Capture the Flag was a more elaborate game. You needed a minimum of six players (three to a side), but it was much more fun if you had many players. Each side would hide its flag, and the opposition would send forays into enemy territory to find the flag. Touching the enemy while they were in your territory made them prisoners. Finding the flag and bringing it to your territory constituted a victory. This was a game that was especially fun at night. I remember countless nights beneath the bright Texas sky with moonlight flooding the terrain where we vied against each other.

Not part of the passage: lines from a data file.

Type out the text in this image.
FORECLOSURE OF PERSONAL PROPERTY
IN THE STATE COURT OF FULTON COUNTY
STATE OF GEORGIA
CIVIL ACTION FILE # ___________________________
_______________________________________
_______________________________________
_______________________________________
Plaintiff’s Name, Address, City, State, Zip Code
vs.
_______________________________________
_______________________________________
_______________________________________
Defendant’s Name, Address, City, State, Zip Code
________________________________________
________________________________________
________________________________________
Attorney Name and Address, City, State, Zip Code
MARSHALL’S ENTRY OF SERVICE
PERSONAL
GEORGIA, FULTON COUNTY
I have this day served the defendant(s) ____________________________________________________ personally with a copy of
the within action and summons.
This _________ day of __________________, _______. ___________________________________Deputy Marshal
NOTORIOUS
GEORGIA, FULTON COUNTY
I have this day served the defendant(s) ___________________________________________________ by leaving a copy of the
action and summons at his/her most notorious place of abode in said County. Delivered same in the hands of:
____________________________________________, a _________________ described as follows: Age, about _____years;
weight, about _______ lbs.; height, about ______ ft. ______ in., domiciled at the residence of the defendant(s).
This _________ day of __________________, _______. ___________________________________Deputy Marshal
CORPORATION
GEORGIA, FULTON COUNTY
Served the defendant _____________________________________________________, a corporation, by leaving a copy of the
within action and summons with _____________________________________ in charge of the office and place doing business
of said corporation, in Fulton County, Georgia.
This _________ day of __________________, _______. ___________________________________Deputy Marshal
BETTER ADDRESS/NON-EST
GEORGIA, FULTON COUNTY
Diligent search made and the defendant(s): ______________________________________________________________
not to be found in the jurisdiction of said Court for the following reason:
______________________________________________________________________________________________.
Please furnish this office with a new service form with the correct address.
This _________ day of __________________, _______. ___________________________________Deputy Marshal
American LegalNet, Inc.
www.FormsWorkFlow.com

This was what we did in the days before television. We made our own entertainment and found ways to engage with each other. Such times led to many side excursions, stumbling upon adventures and dangerous liaisons. As we grew older, we played these games with much more at stake. Our movements were in automobiles, and the city was the playground. These were dangerous times, since nearly everyone carried guns. Now real enemies emerged and often, lives literally hung in the balance. The innocence of youth dissolved into the bravado of many who had become so bored with life that the only excitement to be had was seeing how close you could come to death and still survive. Now it would take much more than Kicking the Can to escape to freedom.